Many of them get through their education having taken only one programming class, typically in a low level language like C. JITX is about software-defined electronics: We formally define and automate the design process using code. Our biggest challenge in retaining customers was creating a core workflow that was acceptably easy to learn, maximally automated, and sufficiently familiar to users.

HIGHLIGHTS

From fugue state to flow state

Replacing impossibly arcane legacy tools with powerful, usable software-defined electronics.

Board view - Our users derive understanding, comfort, and familiarity from seeing and interacting with their board.

Schematic view - The schematic is a crucial vector of collaboration and shared understanding.

RESEARCH

Helping users exit a bad relationship

Key Questions

  • What is the mental model of an electrical engineer as they design a complex system?
  • What are they trying to accomplish in each phase of their design process?
  • How is their progress judged and rewarded?
  • Who do they work with and how do they interface with them?
  • What do they like about their current tools?
  • What do they hate about their current tools?
  • How can I gain first-hand, experiential knowledge of their pain points?

Research Overview

  • The current state of electrical engineering is broken. CAD tools are essentially drawing tools with minimal intelligence and reusability. There is an immense amount of low-value manual work involved with producing or respinning circuit boards. And the potential for error is incredibly high.

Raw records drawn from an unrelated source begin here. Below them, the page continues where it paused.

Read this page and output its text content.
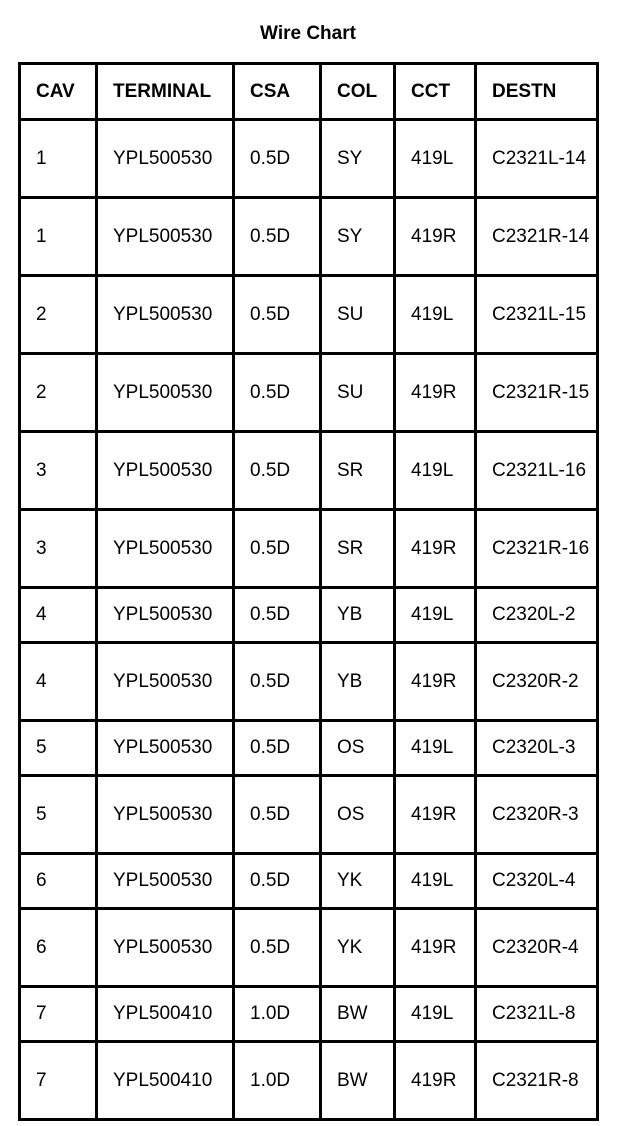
Wire Chart
CAV	TERMINAL	CSA	COL	CCT	DESTN
1	YPL500530	0.5D	SY	419L	C2321L-14
1	YPL500530	0.5D	SY	419R	C2321R-14
2	YPL500530	0.5D	SU	419L	C2321L-15
2	YPL500530	0.5D	SU	419R	C2321R-15
3	YPL500530	0.5D	SR	419L	C2321L-16
3	YPL500530	0.5D	SR	419R	C2321R-16
4	YPL500530	0.5D	YB	419L	C2320L-2
4	YPL500530	0.5D	YB	419R	C2320R-2
5	YPL500530	0.5D	OS	419L	C2320L-3
5	YPL500530	0.5D	OS	419R	C2320R-3
6	YPL500530	0.5D	YK	419L	C2320L-4
6	YPL500530	0.5D	YK	419R	C2320R-4
7	YPL500410	1.0D	BW	419L	C2321L-8
7	YPL500410	1.0D	BW	419R	C2321R-8
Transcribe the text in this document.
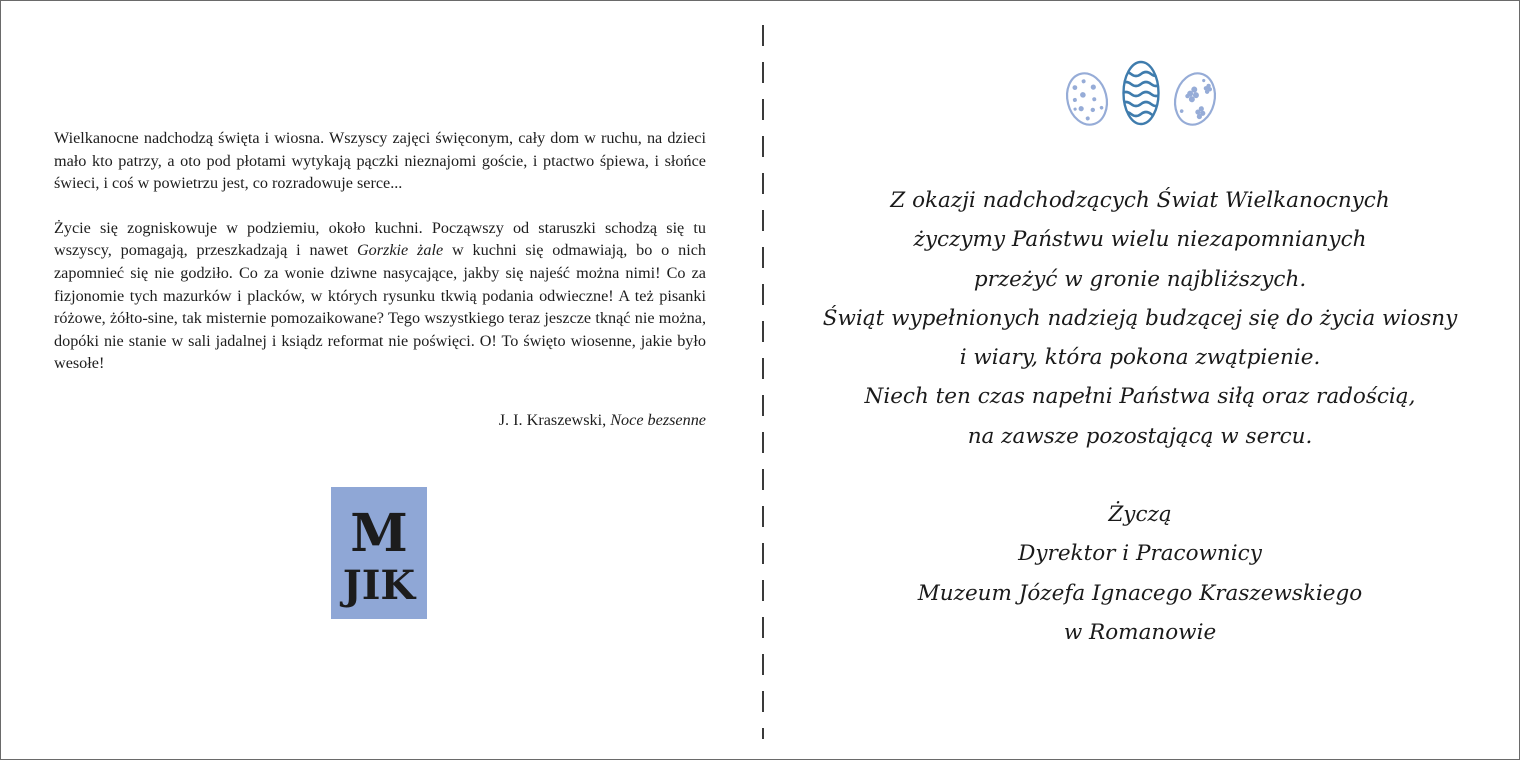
Wielkanocne nadchodzą święta i wiosna. Wszyscy zajęci święconym, cały dom w ruchu, na dzieci mało kto patrzy, a oto pod płotami wytykają pączki nieznajomi goście, i ptactwo śpiewa, i słońce świeci, i coś w powietrzu jest, co rozradowuje serce...

Życie się zogniskowuje w podziemiu, około kuchni. Począwszy od staruszki schodzą się tu wszyscy, pomagają, przeszkadzają i nawet Gorzkie żale w kuchni się odmawiają, bo o nich zapomnieć się nie godziło. Co za wonie dziwne nasycające, jakby się najeść można nimi! Co za fizjonomie tych mazurków i placków, w których rysunku tkwią podania odwieczne! A też pisanki różowe, żółto-sine, tak misternie pomozaikowane? Tego wszystkiego teraz jeszcze tknąć nie można, dopóki nie stanie w sali jadalnej i ksiądz reformat nie poświęci. O! To święto wiosenne, jakie było wesołe!

J. I. Kraszewski, Noce bezsenne
M
JIK
Z okazji nadchodzących Świat Wielkanocnych
życzymy Państwu wielu niezapomnianych
przeżyć w gronie najbliższych.
Świąt wypełnionych nadzieją budzącej się do życia wiosny
i wiary, która pokona zwątpienie.
Niech ten czas napełni Państwa siłą oraz radością,
na zawsze pozostającą w sercu.
Życzą
Dyrektor i Pracownicy
Muzeum Józefa Ignacego Kraszewskiego
w Romanowie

    Companies will use extremely old technology because they’re afraid of making any changes to it, lest their “improvements” create some bug that grinds their entire product roadmap to a halt. Double digit percentages of circuit boards are discarded each year by the most advanced tech companies due to preventable errors.

KEY INSIGHTS

  • Bicycles for the mind

    Design for the frictionless expression of engineering ideas

  • Interact to understand

    Some things are way easier to intuit when you can touch them

  • Warm starts only

    Provide lego blocks and let them start building fast

  • Weekly active engineers

    Optimize for weekly productivity

IDEATION

Creative friction produces great products

Working closely across disciplines is key

Our ideation process often involved cross-functional brainstorming on carefully chosen how might we statements. We would use FigJam or actual post its to throw ideas up, discuss, and vote on them. We would then begin iterating on our most promising ideas and test them ourselves and with our customers.

Iterating on board view - We explored various ways of helping our users understand and solve physical design problems.

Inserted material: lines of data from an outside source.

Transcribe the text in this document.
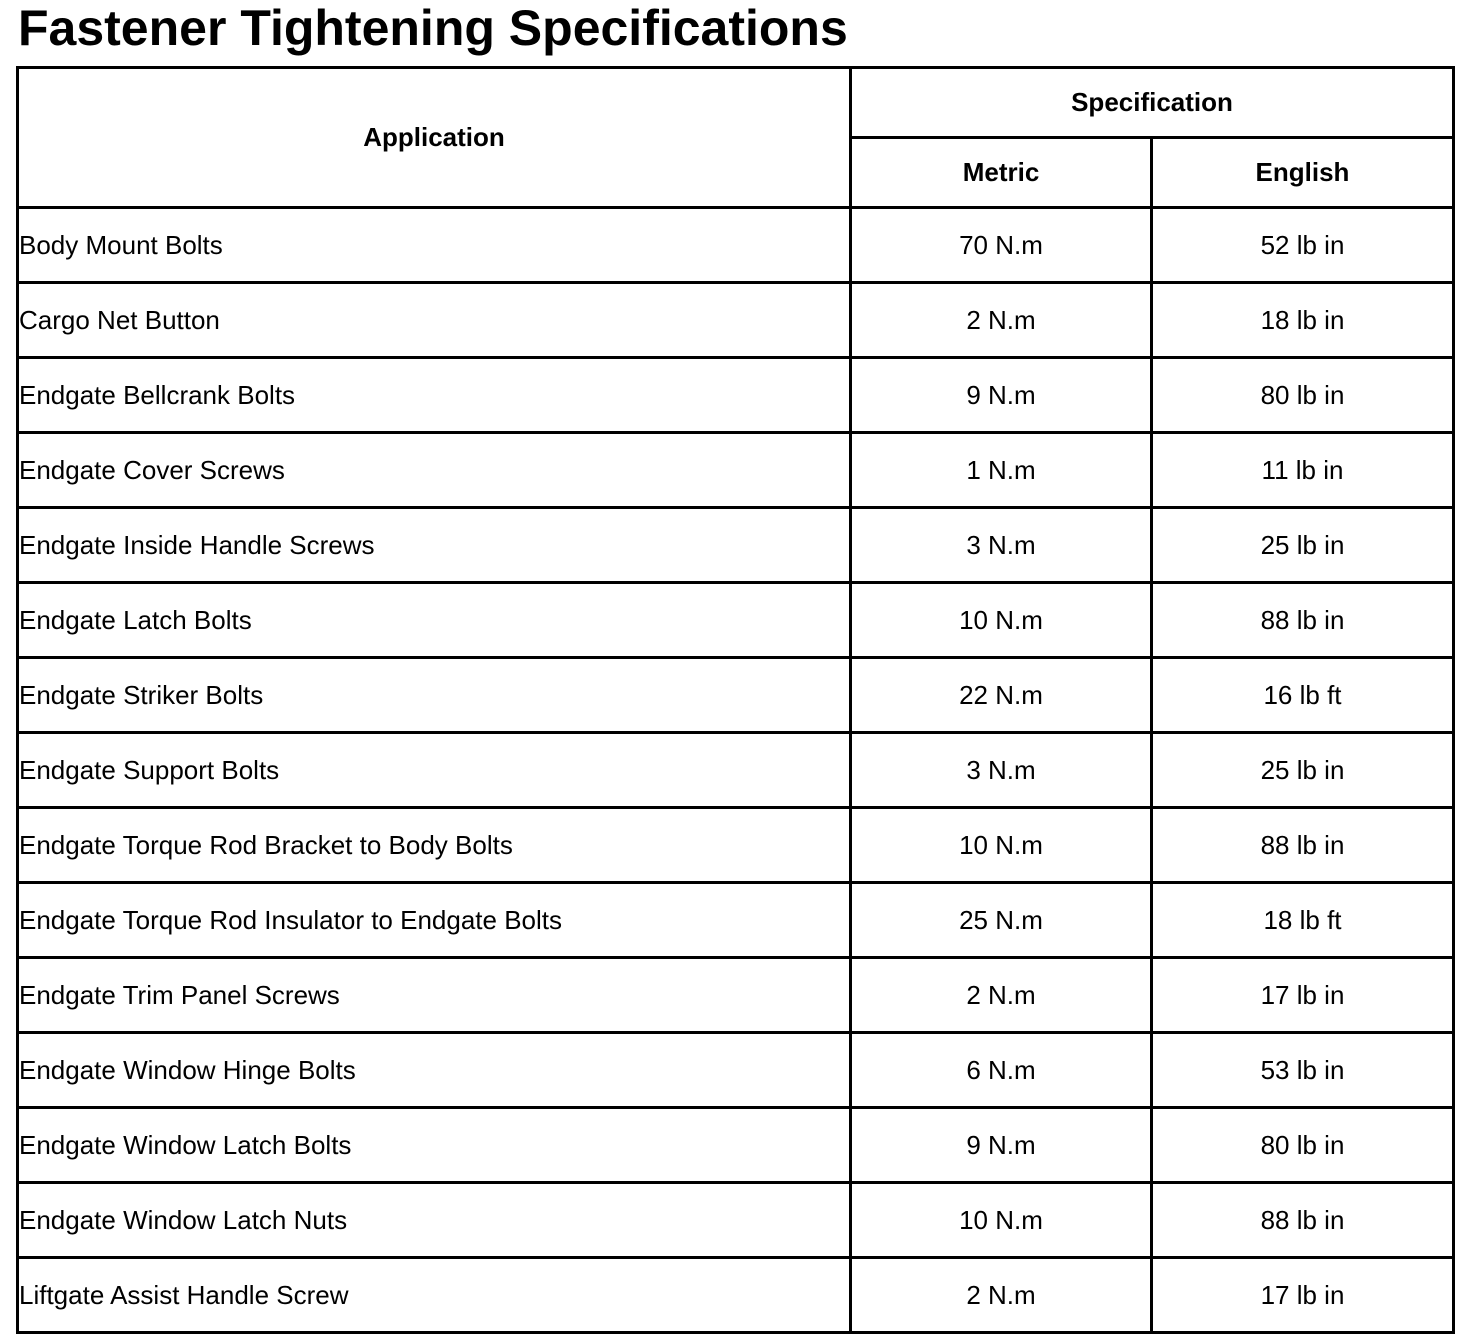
Fastener Tightening Specifications
Application	Specification	
	Metric	English
Body Mount Bolts	70 N.m	52 lb in
Cargo Net Button	2 N.m	18 lb in
Endgate Bellcrank Bolts	9 N.m	80 lb in
Endgate Cover Screws	1 N.m	11 lb in
Endgate Inside Handle Screws	3 N.m	25 lb in
Endgate Latch Bolts	10 N.m	88 lb in
Endgate Striker Bolts	22 N.m	16 lb ft
Endgate Support Bolts	3 N.m	25 lb in
Endgate Torque Rod Bracket to Body Bolts	10 N.m	88 lb in
Endgate Torque Rod Insulator to Endgate Bolts	25 N.m	18 lb ft
Endgate Trim Panel Screws	2 N.m	17 lb in
Endgate Window Hinge Bolts	6 N.m	53 lb in
Endgate Window Latch Bolts	9 N.m	80 lb in
Endgate Window Latch Nuts	10 N.m	88 lb in
Liftgate Assist Handle Screw	2 N.m	17 lb in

Iterating on schematic view - We tested different ideas to see what would help our users best communicate their designs.

FINAL DESIGN

Automation balanced with control

Finding comfort in radical change

In both our schematic and board view we attempted to maximize automation while keeping our users’ hands on the steering wheel. We found that being able to manually dial in the final 5% of details is a crucial driver of comfort for our customers.

STYLE GUIDE

Advanced, trustworthy, and fast

Creating a powerful visual language

The visual language of JITX was understated and subtle with details intended to evoke a feeling of technical sophistication, trust, and speed. The best way to do that is to apply subtlety and get out of the way of users so they can use the tool in a powerful and sophisticated way.

REFLECTIONS

Things I could have done better

Quantity has a quality all of its own

Were I to do this project all over, I would have done even more low-fidelity exploration early on to push the boundaries of what is possible. We did significant iteration and exploration, but I think magic happens when you dig a bit deeper and create some additional concepts when you feel like you've got no good ideas. I would also have tried to delegate earlier and more often in order to elicit even more magic from our design team.